Now the TPP’s as good as dead, the Chinese-led Regional Comprehensive Economic Partnership is a possible Plan B for Vietnam. RCEP doesn’t have the US as a member and has previously been seen as a counter to the TPP. Vietnam, however, had signed up to both, as had many TPP members.
Some of the older guard in Vietnam’s communist party used to be known for a certain scepticism regarding the US. Could you really trust them, and would they be there when needed? China, on the other hand, is always there, geographically and otherwise. Much of that has changed in recent times and the talk over pro-US and pro-China factions in the Politburo has thankfully quietened as Vietnam and America have drawn closer, from the comprehensive partnership deal signed in 2013 to General Secretary of the Communist Party of Vietnam Nguyen Phu Trong’s visit in to Washington in 2015 and Obama’s May visit this year.

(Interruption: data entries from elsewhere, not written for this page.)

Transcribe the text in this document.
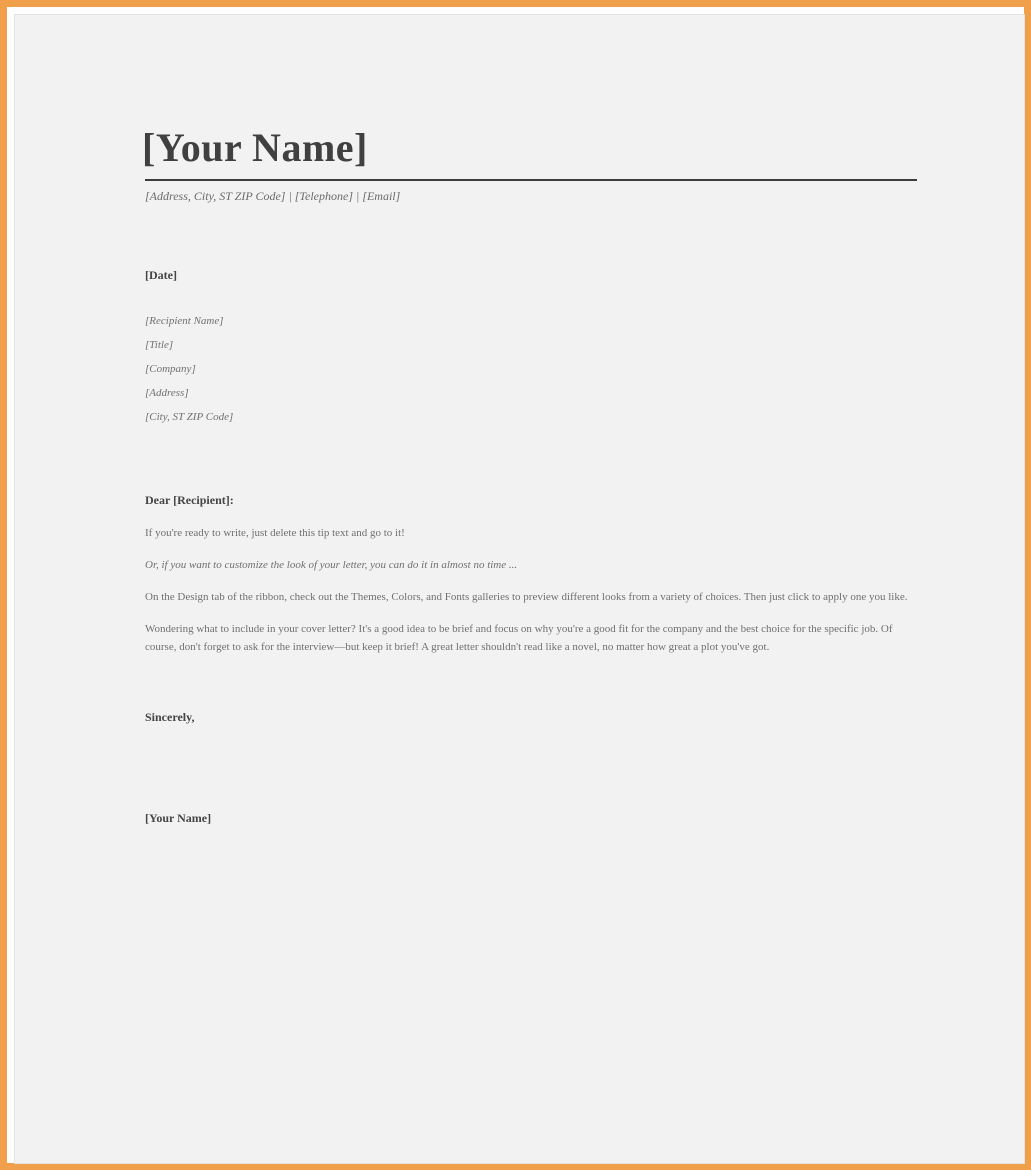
[Your Name]
[Address, City, ST ZIP Code] | [Telephone] | [Email]
[Date]
[Recipient Name]
[Title]
[Company]
[Address]
[City, ST ZIP Code]
Dear [Recipient]:
If you're ready to write, just delete this tip text and go to it!
Or, if you want to customize the look of your letter, you can do it in almost no time ...
On the Design tab of the ribbon, check out the Themes, Colors, and Fonts galleries to preview different looks from a variety of choices. Then just click to apply one you like.
Wondering what to include in your cover letter? It's a good idea to be brief and focus on why you're a good fit for the company and the best choice for the specific job. Of course, don't forget to ask for the interview—but keep it brief! A great letter shouldn't read like a novel, no matter how great a plot you've got.
Sincerely,
[Your Name]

That’s all well and good. But the TPP, an important area of cooperation, is now gone:. Vietnam was one of its most enthusiastic proponents and the Central Committee worked hard on it. Ratification of the TPP was discussed before the national congress in January this year. Estimates of how much it could have added to the economy vary, ranging from US$33 billion to US$65 billion (by 2025). Bloomberg wrote in late July, the TPP is set to boost Vietnam’s gross domestic product by 8 percent by 2030, making it among the biggest gainers of the trade accord, according to the World Bank’.
While some journalists raised concerns over environmental risks and about Monsanto (the company that produced Agent Orange) returning to Vietnam, the reaction has been mainly positive. Most Vietnamese businesses are pro-TPP.
Now it’s likely all over. Vietnam pulled out not long before Donald Trump promised to pull the US out in his first day in office. Trump has been a worry for Vietnam strategically and economically. He’s said little on Vietnam, and much of what he has said has been part of a longer list of the ‘they’ who are taking US jobs or who export more to the US than they import. Also, of course, a scaled back American presence in the region is going to change the balance, especially in the South China Sea.
The TPP would have lessened the trade imbalance with China. I covered this a few months ago, observing that two-way trade was estimated to be US$100 billion by the end of this year and that Vietnam is China’s biggest ASEAN trade partner:
‘The trade deficit’s been an economic and political worry for Vietnam for some years. The issue can become politicised at times, such as ‘Buy Vietnamese’ campaigns after sovereignty disputes flare or worries that economic dependence on China will undermine state sovereignty… Vietnam’s trade deficit with China is offset by a strong surplus with the US, and the EU. It’s also a reason Vietnam’s been so keen for the Trans-Pacific Partnership.’
The TPP’s proponents said it would force Vietnam to increase transparency, reform its economy, fix faulty state-owned enterprises (it’s been trying to do that in various ways for years) and implement international IP laws. Labour reforms were also on the cards. It’s unlikely the same thing would happen with the less proscriptive RCEP, but that’s now the Plan B (though obviously both would’ve been better).
In fact, in much the same way as the country has been developing its diverse network of strategic partners, it’s also signing up to varied trade pacts and groups, including the TPP and RCEP along with the ASEAN Economic Community (AEC), the Eurasian Economic Union ,the Transatlantic Trade and Investment Partnership and an FTA with the EU. Vietnam had 58 FTAs at the end of last year. It sees AEC as important, given there are some 600 million people and a combined economy of USD2.6 trillion, as well as the valuable benefit of promoting ASEAN unity and cooperation.
Pham Hong Hai, CEO of HSBC Vietnam, told the Vietnam Economic Times ‘Vietnam stands to gain from increased sourcing of production from such RCEP member countries as Japan, South Korea and China’. (Republished by the Vietnam Express.)
RCEP takes in ASEAN, India, China, South Korea, Japan, and Oceania nations like Australia and New Zealand. Vietnam already trades with all of those. The downside to the demise of the TPP for Vietnam is the loss of some new markets and improved access to the US market.
Two problems are less quantifiable: RCEP doesn’t have the transparency or IP protection framework of the TPP. Those features could’ve been useful in Vietnam’s quest for economic reform (which the PM Nguyen Xuan Phuc affirms will continue regardless of the TPP). And there may also be a trust issue: should Vietnam continue to look to the US? It most likely will but this is a certain grist-to-the-mill for those entertaining US-scepticism. However the Vietnamese public, especially younger people, is enthusiastic about America in a way China can’t match. Of course, with Trump in the White House, keeping its new friend at arm’s length and diversifying its trade and ties might be the best idea.